Investigation of length heteroplasmy in mitochondrial DNA control region by massively parallel sequencing

- Accurate decoding of mitochondrial hypervariable regions can be problematic due to variable numbers of cytosines in poly C stretches.
- Comparison of data is provided generated by Sanger sequencing and massively parallel sequencing for HVI, HVII and HVII.
- Varying designations of bases occurred depending on the software used.
- Applying the program SEQ Mapper to MPS data gave the most reliable results and reported the greatest number of variants.

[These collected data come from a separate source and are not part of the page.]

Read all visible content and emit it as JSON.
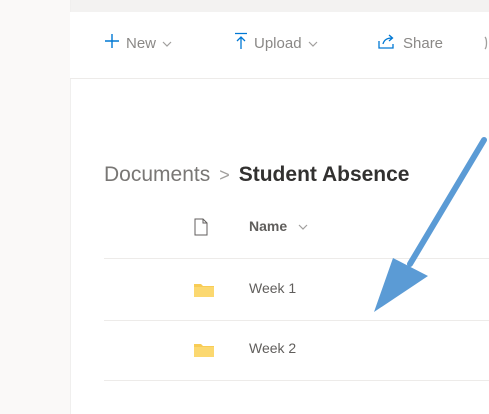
{
  "command_bar": {
    "new_label": "New",
    "upload_label": "Upload",
    "share_label": "Share"
  },
  "breadcrumb": {
    "root": "Documents",
    "separator": ">",
    "current": "Student Absence"
  },
  "list": {
    "header_name": "Name",
    "items": [
      {
        "name": "Week 1",
        "icon": "folder-icon"
      },
      {
        "name": "Week 2",
        "icon": "folder-icon"
      }
    ]
  },
  "colors": {
    "accent": "#0078d4",
    "folder": "#f8cc55",
    "arrow": "#5b9bd5"
  }
}
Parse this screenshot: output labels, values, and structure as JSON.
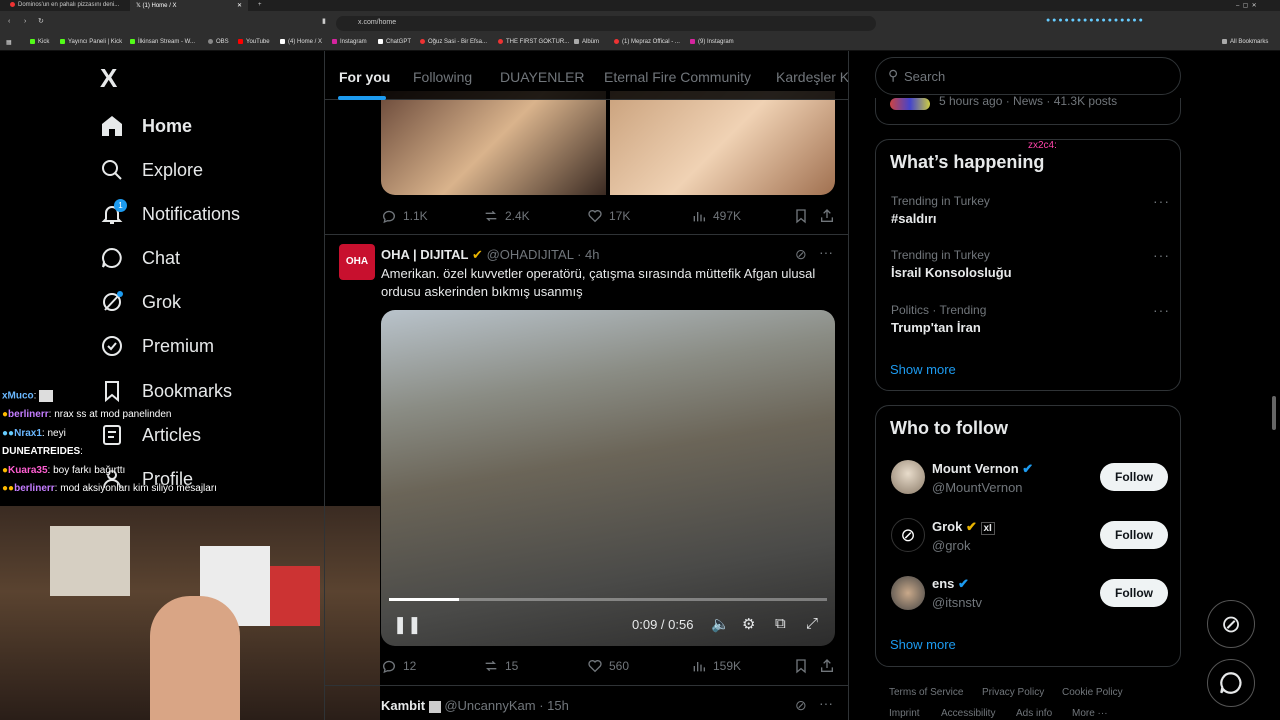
{
  "browser": {
    "tabs": [
      {
        "title": "Dominos'un en pahalı pizzasını deni..."
      },
      {
        "title": "(1) Home / X"
      }
    ],
    "url": "x.com/home",
    "bookmarks": [
      "Kick",
      "Yayıncı Paneli | Kick",
      "İlkinsan Stream - W...",
      "OBS",
      "YouTube",
      "(4) Home / X",
      "Instagram",
      "ChatGPT",
      "Oğuz Sasi - Bir Efsa...",
      "THE FIRST GOKTUR...",
      "Albüm",
      "(1) Mepraz Offical - ...",
      "(9) Instagram"
    ],
    "all_bookmarks": "All Bookmarks"
  },
  "nav": {
    "logo": "X",
    "items": [
      {
        "label": "Home",
        "icon": "home-icon"
      },
      {
        "label": "Explore",
        "icon": "search-icon"
      },
      {
        "label": "Notifications",
        "icon": "bell-icon"
      },
      {
        "label": "Chat",
        "icon": "chat-icon"
      },
      {
        "label": "Grok",
        "icon": "grok-icon"
      },
      {
        "label": "Premium",
        "icon": "premium-icon"
      },
      {
        "label": "Bookmarks",
        "icon": "bookmark-icon"
      },
      {
        "label": "Articles",
        "icon": "articles-icon"
      },
      {
        "label": "Profile",
        "icon": "profile-icon"
      }
    ],
    "notification_count": "1"
  },
  "stream_chat": [
    {
      "user": "xMuco",
      "msg": ""
    },
    {
      "user": "berlinerr",
      "msg": "nrax ss at mod panelinden"
    },
    {
      "user": "Nrax1",
      "msg": "neyi"
    },
    {
      "user": "DUNEATREIDES",
      "msg": ""
    },
    {
      "user": "Kuara35",
      "msg": "boy farkı bağırttı"
    },
    {
      "user": "berlinerr",
      "msg": "mod aksiyonları kim siliyo mesajları"
    }
  ],
  "feed": {
    "tabs": [
      "For you",
      "Following",
      "DUAYENLER",
      "Eternal Fire Community",
      "Kardeşler K"
    ],
    "post1": {
      "replies": "1.1K",
      "reposts": "2.4K",
      "likes": "17K",
      "views": "497K"
    },
    "post2": {
      "name": "OHA | DIJITAL",
      "handle": "@OHADIJITAL",
      "time": "· 4h",
      "avatar_text": "OHA",
      "text": "Amerikan. özel kuvvetler operatörü, çatışma sırasında müttefik Afgan ulusal ordusu askerinden bıkmış usanmış",
      "video_time": "0:09 / 0:56",
      "progress": 0.16,
      "replies": "12",
      "reposts": "15",
      "likes": "560",
      "views": "159K"
    },
    "post3": {
      "name": "Kambit",
      "handle": "@UncannyKam",
      "time": "· 15h"
    }
  },
  "sidebar": {
    "search_placeholder": "Search",
    "top_meta": "5 hours ago · News · 41.3K posts",
    "whats_happening": "What’s happening",
    "trends": [
      {
        "context": "Trending in Turkey",
        "name": "#saldırı"
      },
      {
        "context": "Trending in Turkey",
        "name": "İsrail Konsolosluğu"
      },
      {
        "context": "Politics · Trending",
        "name": "Trump'tan İran"
      }
    ],
    "show_more": "Show more",
    "who_to_follow": "Who to follow",
    "follows": [
      {
        "name": "Mount Vernon",
        "handle": "@MountVernon"
      },
      {
        "name": "Grok",
        "handle": "@grok"
      },
      {
        "name": "ens",
        "handle": "@itsnstv"
      }
    ],
    "follow_label": "Follow",
    "footer": [
      "Terms of Service",
      "Privacy Policy",
      "Cookie Policy",
      "Imprint",
      "Accessibility",
      "Ads info",
      "More ···"
    ],
    "overlay_tag": "zx2c4:"
  }
}
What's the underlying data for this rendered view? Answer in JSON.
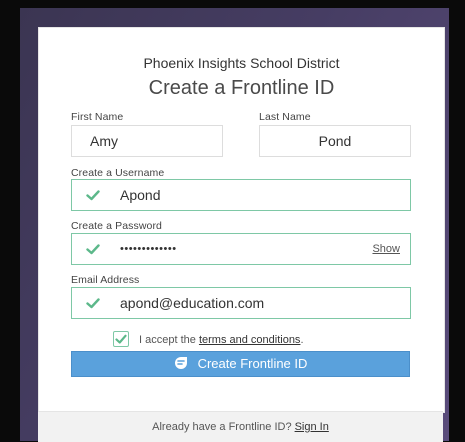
{
  "header": {
    "district": "Phoenix Insights School District",
    "title": "Create a Frontline ID"
  },
  "form": {
    "first_name": {
      "label": "First Name",
      "value": "Amy"
    },
    "last_name": {
      "label": "Last Name",
      "value": "Pond"
    },
    "username": {
      "label": "Create a Username",
      "value": "Apond"
    },
    "password": {
      "label": "Create a Password",
      "value": "•••••••••••••",
      "show_label": "Show"
    },
    "email": {
      "label": "Email Address",
      "value": "apond@education.com"
    },
    "terms": {
      "prefix": "I accept the ",
      "link": "terms and conditions",
      "suffix": "."
    },
    "submit_label": "Create Frontline ID"
  },
  "footer": {
    "prompt": "Already have a Frontline ID?",
    "sign_in": "Sign In"
  },
  "colors": {
    "valid": "#7ec8a6",
    "check": "#5cb88a",
    "primary": "#5aa1dc"
  }
}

Accurate sequencing of the control region of the mitochondrial genome is notoriously difficult due to the presence of polycytosine bases, termed C-tracts. The precise number of bases that constitute a C-tract and the bases beyond the poly cytosines may not be accurately defined when analyzing Sanger sequencing data separated by capillary electrophoresis. Massively parallel sequencing has the potential to resolve such poor definition and provides the opportunity to discover variants due to length heteroplasmy. In this study, the control region of mitochondrial genomes from 20 samples was sequenced using both standard Sanger methods with separation by capillary electrophoresis and also using massively parallel DNA sequencing technology. After comparison of the two sets of generated sequence, with the exception of the C-tracts where length heteroplasmy was observed, all sequences were concordant. Sequences of three segments 16184-16193, 303-315 and 568-573 with C-tracts in HVI, II and III can be clearly defined from the massively parallel sequencing data using the program SEQ Mapper. Multiple sequence variants were observed in the length of C-tracts longer than 7 bases. Our report illustrates the accurate designation of all the length variants leading to heteroplasmy in the control region of the mitochondrial genome that can be determined by SEQ Mapper based on data generated by massively parallel DNA sequencing.